Already making, selling and distributing various processed berry products and syrups through grocery stores, as well as fresh berries, they were seeing a decrease in jam consumption and decided to come up with a product that would appeal to people in a younger age demographic and those with a health or weight loss focus, he said. Composed of about 75 percent fruit and sweetened with Stevia so it has zero added calories, Fruitivia is a type of fruit gel that can be consumed directly from the pouch, used similar to a spread or sauce or frozen into a slush.

Cornaby said that the grant would help take Fruitivia to the next level.

“The grant is basically to help with working capital,” he said.

Marketing, advertising, procuring ingredients, website and overhead expenses will all be supported with assistance from the grant.

Cornaby said they’ve gone to producing value-added products to offer a revenue stream that doesn’t come from traditional farming. While he grew up as a farm boy, he had left and was working as an electrical engineer when his dad called the family together about four years ago to say he was getting too old to run the farm and was going to sell unless the children wanted to step up.

“I was all through farming,” he said. “I had a nice job running a division for a major company. But I guess I just had enough dirt under my fingernails that I couldn’t see dad selling the family farm. So I came back.”

Instead of continuing to grow peaches, apples, grain and alfalfa as his father did, Cornaby decided to focus on raspberries. The value-added products followed.

“In good years you break even, and in bad years you lose money,” he said. “We wanted to get a crop that has the potential of actually making us some money and expanding.

“When I went into this, I said, ‘I can make something out of this farm. We will develop products that are truly something that can contribute to the world.’”

And he believes Fruitivia will be one of them.

“I think we have something here,” he said. “Kids really like this product; it’s very healthy for them, very convenient for mom.

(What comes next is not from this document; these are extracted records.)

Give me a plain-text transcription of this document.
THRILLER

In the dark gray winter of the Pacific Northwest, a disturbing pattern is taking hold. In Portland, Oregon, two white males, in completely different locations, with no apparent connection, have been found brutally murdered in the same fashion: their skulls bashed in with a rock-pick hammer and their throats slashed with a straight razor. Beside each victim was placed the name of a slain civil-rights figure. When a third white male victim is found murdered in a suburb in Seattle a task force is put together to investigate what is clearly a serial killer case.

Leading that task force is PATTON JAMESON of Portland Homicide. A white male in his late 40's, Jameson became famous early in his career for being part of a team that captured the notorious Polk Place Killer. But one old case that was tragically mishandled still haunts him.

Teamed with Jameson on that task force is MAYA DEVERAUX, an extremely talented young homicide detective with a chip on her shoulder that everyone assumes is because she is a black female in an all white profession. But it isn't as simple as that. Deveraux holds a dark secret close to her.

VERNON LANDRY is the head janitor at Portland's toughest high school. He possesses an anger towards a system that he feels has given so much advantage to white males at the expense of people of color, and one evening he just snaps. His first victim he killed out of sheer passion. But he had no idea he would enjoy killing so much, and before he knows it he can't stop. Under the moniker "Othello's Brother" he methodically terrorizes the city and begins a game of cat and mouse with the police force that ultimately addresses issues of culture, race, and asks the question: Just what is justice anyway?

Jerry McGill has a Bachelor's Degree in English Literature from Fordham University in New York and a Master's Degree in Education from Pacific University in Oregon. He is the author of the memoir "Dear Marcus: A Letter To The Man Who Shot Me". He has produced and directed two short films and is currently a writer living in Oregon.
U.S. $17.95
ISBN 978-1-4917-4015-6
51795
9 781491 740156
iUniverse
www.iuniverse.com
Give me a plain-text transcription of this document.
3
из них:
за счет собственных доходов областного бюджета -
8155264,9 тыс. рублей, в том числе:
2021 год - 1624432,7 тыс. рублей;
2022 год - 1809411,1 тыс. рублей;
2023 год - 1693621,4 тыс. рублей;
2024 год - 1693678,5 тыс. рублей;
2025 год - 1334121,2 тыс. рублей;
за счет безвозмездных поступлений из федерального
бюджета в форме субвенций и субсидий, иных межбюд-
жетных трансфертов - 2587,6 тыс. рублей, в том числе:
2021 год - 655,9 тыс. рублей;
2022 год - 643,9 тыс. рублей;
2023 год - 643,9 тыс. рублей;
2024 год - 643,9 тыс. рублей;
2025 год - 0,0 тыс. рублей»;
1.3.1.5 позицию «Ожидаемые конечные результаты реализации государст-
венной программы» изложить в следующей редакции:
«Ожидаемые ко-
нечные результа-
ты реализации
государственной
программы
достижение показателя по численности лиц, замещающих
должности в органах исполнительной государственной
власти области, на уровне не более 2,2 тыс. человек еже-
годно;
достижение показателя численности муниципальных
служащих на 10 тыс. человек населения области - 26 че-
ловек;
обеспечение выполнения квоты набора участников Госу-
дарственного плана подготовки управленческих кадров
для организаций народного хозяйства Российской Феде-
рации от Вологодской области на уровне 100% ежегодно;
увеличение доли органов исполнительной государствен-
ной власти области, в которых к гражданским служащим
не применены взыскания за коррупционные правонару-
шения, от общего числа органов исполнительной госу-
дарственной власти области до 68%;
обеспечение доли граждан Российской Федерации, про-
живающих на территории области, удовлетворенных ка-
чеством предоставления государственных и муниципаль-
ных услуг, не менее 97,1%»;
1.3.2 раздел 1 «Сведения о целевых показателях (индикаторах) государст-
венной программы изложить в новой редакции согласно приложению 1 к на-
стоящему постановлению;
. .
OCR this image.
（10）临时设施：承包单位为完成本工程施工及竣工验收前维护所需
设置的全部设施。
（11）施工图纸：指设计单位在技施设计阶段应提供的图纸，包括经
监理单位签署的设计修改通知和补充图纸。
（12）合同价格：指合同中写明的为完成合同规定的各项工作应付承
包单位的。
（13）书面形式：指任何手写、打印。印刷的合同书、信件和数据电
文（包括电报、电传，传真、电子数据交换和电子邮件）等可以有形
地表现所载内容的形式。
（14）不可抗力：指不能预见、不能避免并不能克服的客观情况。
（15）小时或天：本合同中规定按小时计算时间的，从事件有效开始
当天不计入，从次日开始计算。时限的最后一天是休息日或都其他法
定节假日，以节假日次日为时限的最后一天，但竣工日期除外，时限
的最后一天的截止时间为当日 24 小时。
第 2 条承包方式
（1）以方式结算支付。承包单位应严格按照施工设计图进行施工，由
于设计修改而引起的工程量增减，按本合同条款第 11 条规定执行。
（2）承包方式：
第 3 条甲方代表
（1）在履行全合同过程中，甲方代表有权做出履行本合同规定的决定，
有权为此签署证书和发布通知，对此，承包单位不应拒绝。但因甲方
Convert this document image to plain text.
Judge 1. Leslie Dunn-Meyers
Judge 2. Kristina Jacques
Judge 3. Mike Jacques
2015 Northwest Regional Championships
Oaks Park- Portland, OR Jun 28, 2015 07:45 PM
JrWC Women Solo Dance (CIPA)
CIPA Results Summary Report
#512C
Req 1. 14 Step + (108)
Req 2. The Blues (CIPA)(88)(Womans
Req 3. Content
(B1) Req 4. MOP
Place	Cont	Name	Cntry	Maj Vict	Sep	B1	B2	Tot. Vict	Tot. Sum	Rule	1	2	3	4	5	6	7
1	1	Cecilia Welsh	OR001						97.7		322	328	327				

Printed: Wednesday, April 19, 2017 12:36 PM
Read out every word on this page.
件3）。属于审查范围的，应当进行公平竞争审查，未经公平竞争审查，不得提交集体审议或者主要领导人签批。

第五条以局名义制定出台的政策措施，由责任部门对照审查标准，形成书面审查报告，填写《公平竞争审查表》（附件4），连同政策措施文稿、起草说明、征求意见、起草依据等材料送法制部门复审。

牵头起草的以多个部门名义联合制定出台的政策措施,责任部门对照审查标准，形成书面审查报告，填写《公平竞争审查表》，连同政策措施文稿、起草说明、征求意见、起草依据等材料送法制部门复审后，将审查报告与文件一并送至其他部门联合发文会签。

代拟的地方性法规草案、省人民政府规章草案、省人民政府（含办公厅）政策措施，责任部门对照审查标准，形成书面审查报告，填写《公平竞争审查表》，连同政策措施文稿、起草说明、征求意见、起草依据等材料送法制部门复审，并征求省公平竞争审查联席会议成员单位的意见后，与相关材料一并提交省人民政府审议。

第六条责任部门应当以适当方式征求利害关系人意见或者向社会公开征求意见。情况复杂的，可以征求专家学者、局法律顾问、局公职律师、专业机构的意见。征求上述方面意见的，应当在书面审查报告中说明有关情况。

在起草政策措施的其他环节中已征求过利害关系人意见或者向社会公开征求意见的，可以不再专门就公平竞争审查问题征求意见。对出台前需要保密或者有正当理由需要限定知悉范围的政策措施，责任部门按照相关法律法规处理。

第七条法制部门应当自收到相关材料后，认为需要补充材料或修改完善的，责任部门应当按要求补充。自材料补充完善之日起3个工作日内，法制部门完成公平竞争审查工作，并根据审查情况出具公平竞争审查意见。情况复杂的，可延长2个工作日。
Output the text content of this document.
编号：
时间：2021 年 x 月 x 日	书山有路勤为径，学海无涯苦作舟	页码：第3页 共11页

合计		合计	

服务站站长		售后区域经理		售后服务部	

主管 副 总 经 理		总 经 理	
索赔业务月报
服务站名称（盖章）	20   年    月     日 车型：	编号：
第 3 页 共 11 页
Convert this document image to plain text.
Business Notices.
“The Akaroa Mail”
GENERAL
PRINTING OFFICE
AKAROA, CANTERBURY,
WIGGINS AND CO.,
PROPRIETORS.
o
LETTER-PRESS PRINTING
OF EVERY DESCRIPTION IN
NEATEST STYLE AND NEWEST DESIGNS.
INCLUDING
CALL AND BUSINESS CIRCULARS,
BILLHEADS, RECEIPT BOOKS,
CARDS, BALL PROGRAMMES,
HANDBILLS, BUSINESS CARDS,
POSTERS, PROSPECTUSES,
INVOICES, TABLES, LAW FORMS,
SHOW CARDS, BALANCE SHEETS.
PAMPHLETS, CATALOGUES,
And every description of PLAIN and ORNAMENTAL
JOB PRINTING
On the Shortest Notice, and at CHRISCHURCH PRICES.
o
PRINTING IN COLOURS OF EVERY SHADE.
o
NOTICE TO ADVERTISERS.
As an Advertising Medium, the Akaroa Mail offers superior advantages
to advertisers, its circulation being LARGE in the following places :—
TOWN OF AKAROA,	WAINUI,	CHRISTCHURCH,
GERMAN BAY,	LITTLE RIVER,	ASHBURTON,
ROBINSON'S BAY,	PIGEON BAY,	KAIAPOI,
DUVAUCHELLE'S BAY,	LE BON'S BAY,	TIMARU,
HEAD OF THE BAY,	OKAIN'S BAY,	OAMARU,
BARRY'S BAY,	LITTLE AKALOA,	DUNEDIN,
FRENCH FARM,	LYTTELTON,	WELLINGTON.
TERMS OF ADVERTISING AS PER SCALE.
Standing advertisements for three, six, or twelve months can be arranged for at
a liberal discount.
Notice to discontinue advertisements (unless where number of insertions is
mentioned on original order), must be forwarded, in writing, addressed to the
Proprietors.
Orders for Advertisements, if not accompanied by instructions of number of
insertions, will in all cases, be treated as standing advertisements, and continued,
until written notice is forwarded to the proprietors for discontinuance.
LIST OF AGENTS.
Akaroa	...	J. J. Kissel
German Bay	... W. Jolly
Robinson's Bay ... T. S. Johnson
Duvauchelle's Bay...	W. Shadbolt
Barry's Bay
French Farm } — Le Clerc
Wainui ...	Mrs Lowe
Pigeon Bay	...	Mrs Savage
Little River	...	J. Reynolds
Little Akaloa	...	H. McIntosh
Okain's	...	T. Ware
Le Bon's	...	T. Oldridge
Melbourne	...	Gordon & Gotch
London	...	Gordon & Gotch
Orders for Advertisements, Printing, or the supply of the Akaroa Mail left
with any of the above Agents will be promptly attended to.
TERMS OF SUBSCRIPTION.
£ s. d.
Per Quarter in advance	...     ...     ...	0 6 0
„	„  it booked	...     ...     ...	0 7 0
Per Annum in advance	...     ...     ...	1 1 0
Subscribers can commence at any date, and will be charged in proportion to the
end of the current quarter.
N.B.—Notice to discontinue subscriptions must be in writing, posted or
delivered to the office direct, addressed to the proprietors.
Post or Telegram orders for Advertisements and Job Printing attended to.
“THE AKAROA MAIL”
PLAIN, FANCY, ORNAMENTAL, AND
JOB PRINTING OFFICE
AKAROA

“It can help change that whole attitude toward eating fruit. I can’t think of a better thing to do than influence the health of a new generation.”

Six Rivers

At Six Rivers Cooperative in northwestern Wisconsin, vice president and manager Maurice Smith said a $149,700 grant the group received in 2010 helped increase market share by providing operating capital. Established in 2008, Six Rivers is owned by about 20 farmers across the region, who sell their own products as well as some purchased from other farmers.

“We sell to somewhere between 60 and 65 restaurants and to three or four (food) co-ps,” Smith said. “Our members are also selling other places, too. Some are Amish folks and they only sell through us.”

The USDA grant helped the cooperative pay its member-farmers on a more timely basis, purchase inventory and cover labor for packaging and sales.

“The bad thing about the grant is you can’t use the grant money for equipment, which is a real handicap because you can’t go out and increase your market and sell more product if you don’t have the equipment to do it with,” Smith said. “It’s kind of a chicken and egg thing. You already have to have your facilities in place before you can do the marketing and delivering.”

For example, Smith said it would have been great to be able to purchase a truck with grant money. He handles all of the deliveries, purchasing product from members at a price that reflects what the product is worth, along with his expenses for maintenance, fuel, utilities for coolers, labor for packing the boxes, “all of the stuff that goes with having a delivery service – insurance and the whole ball of wax,” he said.

Smith and his wife, Gail, run Dragsmith Farms in Barron, Wis., where they grow organic crops. It’s there that Smith runs the co-op out of a 3,000-square-foot building.

“We were already doing all this before we started the co-op,” he said. “We’ve had to increase our capacity.”